“Baik pakde,” ini menjadi jawaban template setiap kali pakde Risjad menyampaikan sesuatu informasi padaku. Contohnya baru saja pakde memberi ceramah supaya aku memberi kabar jika tidak ikut agenda olah raga pagi berupa jalan kaki keliling kampung sebelum pakde siap di depan gerbang rumah.

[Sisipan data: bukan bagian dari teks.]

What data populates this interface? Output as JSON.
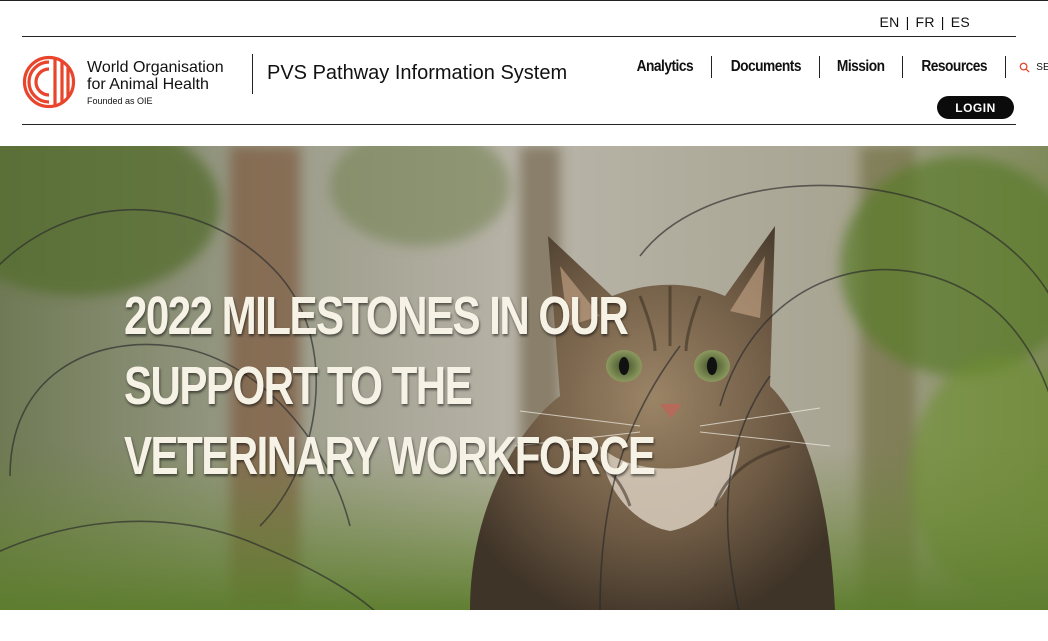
{
  "languages": [
    "EN",
    "FR",
    "ES"
  ],
  "org": {
    "name_line1": "World Organisation",
    "name_line2": "for Animal Health",
    "founded": "Founded as OIE",
    "logo_color": "#e8452c"
  },
  "site_title": "PVS Pathway Information System",
  "nav": {
    "items": [
      "Analytics",
      "Documents",
      "Mission",
      "Resources"
    ],
    "search_label": "SEARCH"
  },
  "login_label": "LOGIN",
  "hero": {
    "title_lines": [
      "2022 MILESTONES IN OUR",
      "SUPPORT TO THE",
      "VETERINARY WORKFORCE"
    ]
  }
}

Setiap jam empat pagi, suara deham pakde di rumah sudah jadi simbol bahwa aktivitas pagi sudah harus dimulai. Tampaknya ayam jantan-pun akan merasa tugasnya tidak paripurna dalam membangunkan orang di dalam rumah pakde jika yang dilawan adalah sosok pria pensiunan pejabat ini.
Aku memang di waktu Minggu pagi ini memilih untuk bermalas-malasan di kasur saja dan berharap bisa menikmati bangun siang. Meski tentunya ekspektasi ini susah karena mendengar suara deham yang keluar dari kerongkongan pakde ibarat merasakan sosok tentara menodongkan senapan di muka dahiku.

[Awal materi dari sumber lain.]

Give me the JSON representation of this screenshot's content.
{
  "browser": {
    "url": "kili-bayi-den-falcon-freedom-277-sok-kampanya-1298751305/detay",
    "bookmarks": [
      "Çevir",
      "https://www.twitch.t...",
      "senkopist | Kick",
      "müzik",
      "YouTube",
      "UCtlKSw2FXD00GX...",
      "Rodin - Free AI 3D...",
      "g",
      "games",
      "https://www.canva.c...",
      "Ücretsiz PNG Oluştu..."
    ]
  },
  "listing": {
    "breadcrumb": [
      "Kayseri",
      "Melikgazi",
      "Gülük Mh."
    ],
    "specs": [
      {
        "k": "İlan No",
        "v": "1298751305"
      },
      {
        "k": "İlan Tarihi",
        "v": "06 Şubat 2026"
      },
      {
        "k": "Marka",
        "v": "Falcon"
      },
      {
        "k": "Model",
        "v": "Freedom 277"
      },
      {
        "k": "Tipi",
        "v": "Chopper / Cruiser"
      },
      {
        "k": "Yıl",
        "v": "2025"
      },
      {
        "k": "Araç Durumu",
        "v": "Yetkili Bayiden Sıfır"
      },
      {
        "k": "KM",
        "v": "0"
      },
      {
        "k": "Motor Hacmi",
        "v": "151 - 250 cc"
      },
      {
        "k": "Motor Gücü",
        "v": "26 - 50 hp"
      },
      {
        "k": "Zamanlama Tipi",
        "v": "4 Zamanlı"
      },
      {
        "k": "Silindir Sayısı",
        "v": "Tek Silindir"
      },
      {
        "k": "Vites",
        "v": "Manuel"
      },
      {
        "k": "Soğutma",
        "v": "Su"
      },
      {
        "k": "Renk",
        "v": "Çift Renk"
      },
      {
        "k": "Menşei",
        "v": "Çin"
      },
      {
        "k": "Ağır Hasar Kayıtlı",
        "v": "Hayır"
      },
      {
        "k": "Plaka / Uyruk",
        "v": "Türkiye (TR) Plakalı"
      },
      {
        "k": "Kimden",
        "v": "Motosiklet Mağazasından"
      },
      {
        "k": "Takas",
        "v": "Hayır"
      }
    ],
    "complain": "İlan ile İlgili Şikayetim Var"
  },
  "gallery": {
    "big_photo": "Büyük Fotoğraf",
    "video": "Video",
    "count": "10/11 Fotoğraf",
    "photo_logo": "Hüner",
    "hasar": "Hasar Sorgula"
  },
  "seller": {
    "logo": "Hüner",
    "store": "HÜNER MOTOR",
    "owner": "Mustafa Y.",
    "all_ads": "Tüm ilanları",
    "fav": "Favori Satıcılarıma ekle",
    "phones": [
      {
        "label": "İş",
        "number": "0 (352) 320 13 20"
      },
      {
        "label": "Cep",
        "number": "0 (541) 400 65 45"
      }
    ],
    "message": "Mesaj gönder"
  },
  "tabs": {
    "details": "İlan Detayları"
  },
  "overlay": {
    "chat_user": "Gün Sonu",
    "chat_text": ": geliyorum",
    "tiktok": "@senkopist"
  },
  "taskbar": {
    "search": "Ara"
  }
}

Aku sudah terbangun hanya saja aku tidak siap untuk ikut olah raga pagi bersama kakak kandung ibuku yang terkesan otoriter padahal beliau sudah tidak memiliki jabatan resmi lagi. Hidup bersamanya serasa aku menjadi bagian dari staf pegawai kantor kementrian yang harus patuh pada struktur kerja membosankan bernama birokrasi.
Tapi, bukankah aku memang mendambakan hidup baru dengan pola pikir yang lebih teratur, tidak berantakan seperti hubungan kedua orang tuaku yang tetap bersama meski saling menghancurkan satu sama lain. Lagipula itulah rahasia yang perlu kujaga dengan rapi. Kupastikan di SMA internasional sekelas MM prep, aku hanya dikenal sebagai keponakan orang terpandang: Risjad Suharso, pemilik Bhagawanta Resort yang eksotis di bawah lereng Merapi.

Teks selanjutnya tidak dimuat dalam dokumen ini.